Technically, Billa 2 is top-of-the-shelf stuff. No expenses have been spared. R.D. Rajasekar makes each frame look slick and stylish, especially in the second half. However, he also gives the rough touch to the initial parts of the movie in the refugee camp. Ajith’s look in these portions too have been designed well, mindful of the fact that he should resemble a refugee. There is no portion of the movie where Yuvan’s work makes you take notice; the BGM does not match the persona of Billa, nor do you remember any of the songs. The picturisation of the songs too is redundant; lots of girls dancing under disco lights! One song that does leave a mark is the ‘Unakkulle Mirugam’ number – a montage where Billa’s growth in the underworld is depicted through sketches and desaturated images – interesting to watch. Dialogues make a mark on the odd occasion, with the best lines being expectedly reserved for Ajith.
One more thing that is difficult to understand is why the movie begins the way it does. Was it just because the director wanted the movie to begin with a fight? One cannot think of any other reason.

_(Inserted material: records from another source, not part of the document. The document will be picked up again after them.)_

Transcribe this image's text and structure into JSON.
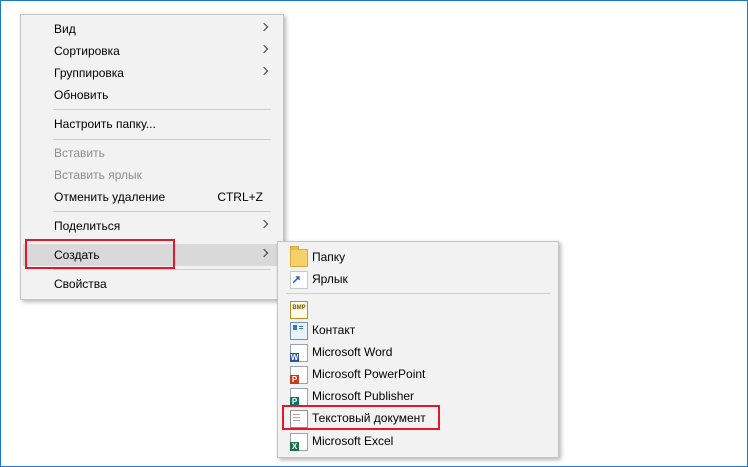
{
  "main_menu": {
    "items": [
      {
        "label": "Вид",
        "submenu": true
      },
      {
        "label": "Сортировка",
        "submenu": true
      },
      {
        "label": "Группировка",
        "submenu": true
      },
      {
        "label": "Обновить"
      },
      {
        "label": "Настроить папку..."
      },
      {
        "label": "Вставить",
        "disabled": true
      },
      {
        "label": "Вставить ярлык",
        "disabled": true
      },
      {
        "label": "Отменить удаление",
        "shortcut": "CTRL+Z"
      },
      {
        "label": "Поделиться",
        "submenu": true
      },
      {
        "label": "Создать",
        "submenu": true,
        "highlighted": true
      },
      {
        "label": "Свойства"
      }
    ]
  },
  "sub_menu": {
    "items": [
      {
        "label": "Папку",
        "icon": "folder-icon"
      },
      {
        "label": "Ярлык",
        "icon": "shortcut-icon"
      },
      {
        "label": "",
        "icon": "bitmap-icon"
      },
      {
        "label": "Контакт",
        "icon": "contact-icon"
      },
      {
        "label": "Microsoft Word",
        "icon": "word-icon"
      },
      {
        "label": "Microsoft PowerPoint",
        "icon": "powerpoint-icon"
      },
      {
        "label": "Microsoft Publisher",
        "icon": "publisher-icon"
      },
      {
        "label": "Текстовый документ",
        "icon": "text-document-icon",
        "highlighted": true
      },
      {
        "label": "Microsoft Excel",
        "icon": "excel-icon"
      }
    ]
  },
  "colors": {
    "menu_background": "#f2f2f2",
    "hover_background": "#d9d9d9",
    "highlight_box": "#e3192b",
    "disabled_text": "#8d8d8d",
    "frame_border": "#1e78c8"
  }
}
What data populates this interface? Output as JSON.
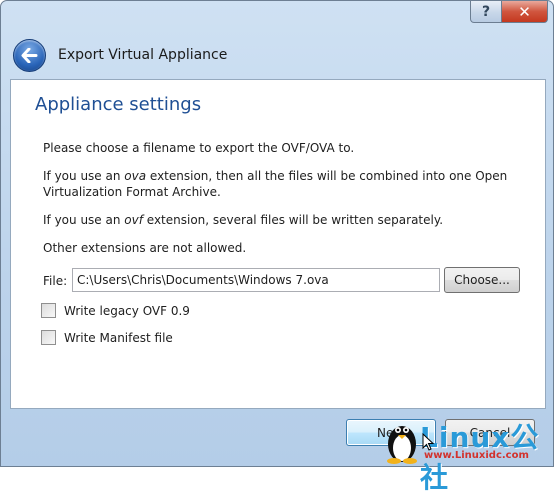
{
  "window": {
    "help_glyph": "?",
    "close_glyph": "✕",
    "wizard_title": "Export Virtual Appliance"
  },
  "page": {
    "heading": "Appliance settings",
    "para1": "Please choose a filename to export the OVF/OVA to.",
    "para2_a": "If you use an ",
    "para2_em": "ova",
    "para2_b": " extension, then all the files will be combined into one Open Virtualization Format Archive.",
    "para3_a": "If you use an ",
    "para3_em": "ovf",
    "para3_b": " extension, several files will be written separately.",
    "para4": "Other extensions are not allowed."
  },
  "file": {
    "label": "File:",
    "value": "C:\\Users\\Chris\\Documents\\Windows 7.ova",
    "choose_label": "Choose..."
  },
  "options": {
    "legacy_label": "Write legacy OVF 0.9",
    "legacy_checked": false,
    "manifest_label": "Write Manifest file",
    "manifest_checked": false
  },
  "footer": {
    "next_label": "Next",
    "cancel_label": "Cancel"
  },
  "watermark": {
    "logo_text": "Linux公社",
    "url": "www.Linuxidc.com"
  },
  "colors": {
    "heading": "#1f4f94",
    "frame": "#bcd3eb",
    "close_button": "#c4381f"
  }
}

The good thing about Billa 2 is that it does not waste time in hero worship, unnecessarily building up the entry of the hero in scenes or giving tangential references to Thala etc. You see only David Billa on screen, which is a step in the right direction. Also, there is no attempt to justify his actions or him becoming a don; he is a don because he wants to be, he is remorseless. The story shows the evolution of Billa, connecting different parts of his growth story really well. But, it is in the execution of the operations and mainly the action scenes that Chakri Toleti fails. And, the climax does not pack too big a punch. All this aside, Billa 2 can be watched for Ajith’s inimitable on-screen charisma, a well-constructed story (especially in the first half) and above all because this is the story of how Billa’s journey began.
Verdict: Billa’s genesis – drama prevails, action fails!